Sierra Leone’s President Ernest Bai Koroma has given topmost priority to youth problems – enough to publicly state that he would ‘lay down his very life for youth in the country’.  Also,  on  April 15,  2014,  the president  launched an ambitious US$ 217.5million  three year National Youth Programme that seeks to create one million decent new jobs – the first ever and biggest national youth programme.. (http://www.sl.undp.org/content/sierraleone/en/home/presscenter/articles/2014/04/15/sierra-leone-launches-us-217-5m-youth-programme-to-create-one-million-new-jobs-expand-higher-education-.html).

 

 

 

That ambitious youth thrust of President Koroma was a year ago.  One year of the Ebola War in our country  since March, 2014,  and its deleterious effects on our economy,  has made the challenge of youth unemployment more daunting.  But, the President, and the APC, have  to measure up to the challenge.
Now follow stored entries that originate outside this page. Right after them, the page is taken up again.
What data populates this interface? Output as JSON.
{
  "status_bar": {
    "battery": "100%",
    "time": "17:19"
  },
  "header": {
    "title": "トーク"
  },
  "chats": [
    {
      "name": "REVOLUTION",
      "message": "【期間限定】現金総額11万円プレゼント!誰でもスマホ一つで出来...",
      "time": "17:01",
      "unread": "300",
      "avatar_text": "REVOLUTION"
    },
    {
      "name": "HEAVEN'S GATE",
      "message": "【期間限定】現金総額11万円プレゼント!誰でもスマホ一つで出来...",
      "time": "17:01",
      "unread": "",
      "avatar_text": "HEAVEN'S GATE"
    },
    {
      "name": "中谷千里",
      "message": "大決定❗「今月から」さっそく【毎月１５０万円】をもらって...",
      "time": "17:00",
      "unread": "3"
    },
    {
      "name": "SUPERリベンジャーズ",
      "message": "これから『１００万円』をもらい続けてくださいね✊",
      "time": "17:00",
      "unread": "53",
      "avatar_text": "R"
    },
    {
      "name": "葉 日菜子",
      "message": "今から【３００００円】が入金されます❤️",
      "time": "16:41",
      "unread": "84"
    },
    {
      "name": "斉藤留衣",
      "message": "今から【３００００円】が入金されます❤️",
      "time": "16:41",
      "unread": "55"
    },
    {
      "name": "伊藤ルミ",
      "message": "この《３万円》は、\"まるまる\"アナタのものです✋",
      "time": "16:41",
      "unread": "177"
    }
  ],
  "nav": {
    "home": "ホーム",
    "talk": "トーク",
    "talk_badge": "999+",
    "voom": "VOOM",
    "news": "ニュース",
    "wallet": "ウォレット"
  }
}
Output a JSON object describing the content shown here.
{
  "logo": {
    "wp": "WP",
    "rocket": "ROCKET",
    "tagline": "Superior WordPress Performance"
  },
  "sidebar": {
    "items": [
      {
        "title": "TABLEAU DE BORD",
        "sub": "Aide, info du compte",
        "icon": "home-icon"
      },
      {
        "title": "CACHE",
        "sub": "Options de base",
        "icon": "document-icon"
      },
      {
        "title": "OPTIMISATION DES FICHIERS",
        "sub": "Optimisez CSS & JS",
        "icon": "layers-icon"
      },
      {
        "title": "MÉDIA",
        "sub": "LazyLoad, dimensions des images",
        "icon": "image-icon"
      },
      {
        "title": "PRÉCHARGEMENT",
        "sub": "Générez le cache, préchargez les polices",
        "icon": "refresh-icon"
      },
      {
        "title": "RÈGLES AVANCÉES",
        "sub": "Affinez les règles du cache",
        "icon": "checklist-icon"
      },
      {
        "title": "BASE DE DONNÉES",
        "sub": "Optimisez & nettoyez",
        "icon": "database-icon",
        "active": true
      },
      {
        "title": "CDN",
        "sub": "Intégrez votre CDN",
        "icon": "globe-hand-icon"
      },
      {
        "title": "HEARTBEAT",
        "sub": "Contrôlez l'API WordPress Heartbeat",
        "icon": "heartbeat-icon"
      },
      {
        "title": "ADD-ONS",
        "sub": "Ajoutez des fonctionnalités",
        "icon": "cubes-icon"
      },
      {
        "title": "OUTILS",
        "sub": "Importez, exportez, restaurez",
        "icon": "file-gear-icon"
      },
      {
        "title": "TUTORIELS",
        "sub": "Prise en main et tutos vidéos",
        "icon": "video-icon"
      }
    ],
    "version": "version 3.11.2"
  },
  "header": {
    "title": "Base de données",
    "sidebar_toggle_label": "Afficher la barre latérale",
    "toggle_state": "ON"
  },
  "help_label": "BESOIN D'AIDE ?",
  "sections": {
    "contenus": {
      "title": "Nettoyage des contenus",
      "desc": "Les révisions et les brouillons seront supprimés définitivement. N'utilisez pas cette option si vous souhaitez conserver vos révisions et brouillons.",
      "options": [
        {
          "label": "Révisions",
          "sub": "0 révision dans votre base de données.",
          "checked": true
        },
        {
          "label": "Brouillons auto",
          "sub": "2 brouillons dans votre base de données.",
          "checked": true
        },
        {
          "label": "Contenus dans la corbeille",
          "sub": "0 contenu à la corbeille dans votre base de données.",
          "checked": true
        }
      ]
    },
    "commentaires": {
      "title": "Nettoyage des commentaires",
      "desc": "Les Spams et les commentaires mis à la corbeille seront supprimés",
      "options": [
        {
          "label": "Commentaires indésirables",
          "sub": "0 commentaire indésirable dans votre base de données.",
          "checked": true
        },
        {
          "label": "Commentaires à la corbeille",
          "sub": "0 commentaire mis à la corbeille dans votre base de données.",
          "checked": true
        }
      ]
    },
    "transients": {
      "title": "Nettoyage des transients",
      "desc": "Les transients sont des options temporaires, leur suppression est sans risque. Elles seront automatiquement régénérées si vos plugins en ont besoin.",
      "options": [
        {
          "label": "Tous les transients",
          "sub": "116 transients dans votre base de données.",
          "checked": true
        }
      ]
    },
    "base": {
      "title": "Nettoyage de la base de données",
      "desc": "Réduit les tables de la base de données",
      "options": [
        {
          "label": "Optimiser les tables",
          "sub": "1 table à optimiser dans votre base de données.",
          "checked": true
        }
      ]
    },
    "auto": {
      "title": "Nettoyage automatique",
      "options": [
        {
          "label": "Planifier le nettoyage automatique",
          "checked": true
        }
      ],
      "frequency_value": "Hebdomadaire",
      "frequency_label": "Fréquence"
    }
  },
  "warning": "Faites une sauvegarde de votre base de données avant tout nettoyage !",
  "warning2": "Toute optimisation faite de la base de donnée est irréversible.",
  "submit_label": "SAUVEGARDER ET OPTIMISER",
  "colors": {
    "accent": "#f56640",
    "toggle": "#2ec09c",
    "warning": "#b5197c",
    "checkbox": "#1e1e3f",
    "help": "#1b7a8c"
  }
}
Just over two years to the next elections, the youth would not accept excuses of the Ebola War when they cast their votes in 2018.  As the President gives traction to  government’s  “Post-Ebola Action” plans, the magnitude and urgency of the youth unemployment crisis, the complexity of the task, stresses  the need for the president to harness  the best and most imaginative of minds of the citizenry who think out of the box.

 

 

 

Goodluck could have depended too much on luck

 

In the recent presidential elections, Nigeria’s APC presidential candidate, Buhari, polled  792,460 votes to beat Goodluck with his  632,327 votes in Lagos, Nigeria’s commercial capital.  Out of the 20 local government areas in Lagos State, the APC won 15 –  while the PDP won five.  Those figures are  phenomenal for Lagos!!  Lagos city has about 90% of the publishing, finance, retailing businesses …in Nigeria, which is considered the biggest economy in Africa today…The  south-western Yoruba ethnic group that predominate Lagos are by far the most sophisticated and  most educated among the ethnic groups in Nigeria, indeed, all of black Africa  – with a monarchy that pre-dated European colonialism by 160 years; the Yorubas are reputed to have the  only  conquering standing army in traditional Africa that established an ‘empire’.  . Buhari is Fulani from the North.  Traditionally, the mainly Islamic  Hausa-Fulani oligarchs of the North are not much loved by the largely Christian Yorubas – and that is putting it mildly.  That these Yorubas could prefer  the Islamic Buhari to the Christian Goodluck is a lesson, and, a warning, to Sierra Leone’s APC:   that in politics, anything is possible, especially  if the biggest of problems like youth unemployment are not seriously addressed.   The lesson of Nigeria’s former President Goodluck Jonathan losing the recent elections in spite of the power of incumbency, and a campaign treasure trove of over $200million pumped into the elections by Goodluck’s PDP, accentuate the reality that Africans are slowly maturing in their politics  – something which the Nigerians could have learned from Sierra Leone when the APC opposition won the 2007 elections.   To stand a better chance of winning the 2018 election, Sierra Leone’s APC must significantly dent the problem of youth unemployment ON THE GROUND, not with intention, not with spin,  but, with that action that would mean salaries or earnings in the pockets of youth employed by businesses, and self-employed.  . Importantly, the APC generally should approach the youth unemployment with the profundity and urgency that one should give to a “ticking time bomb” issue.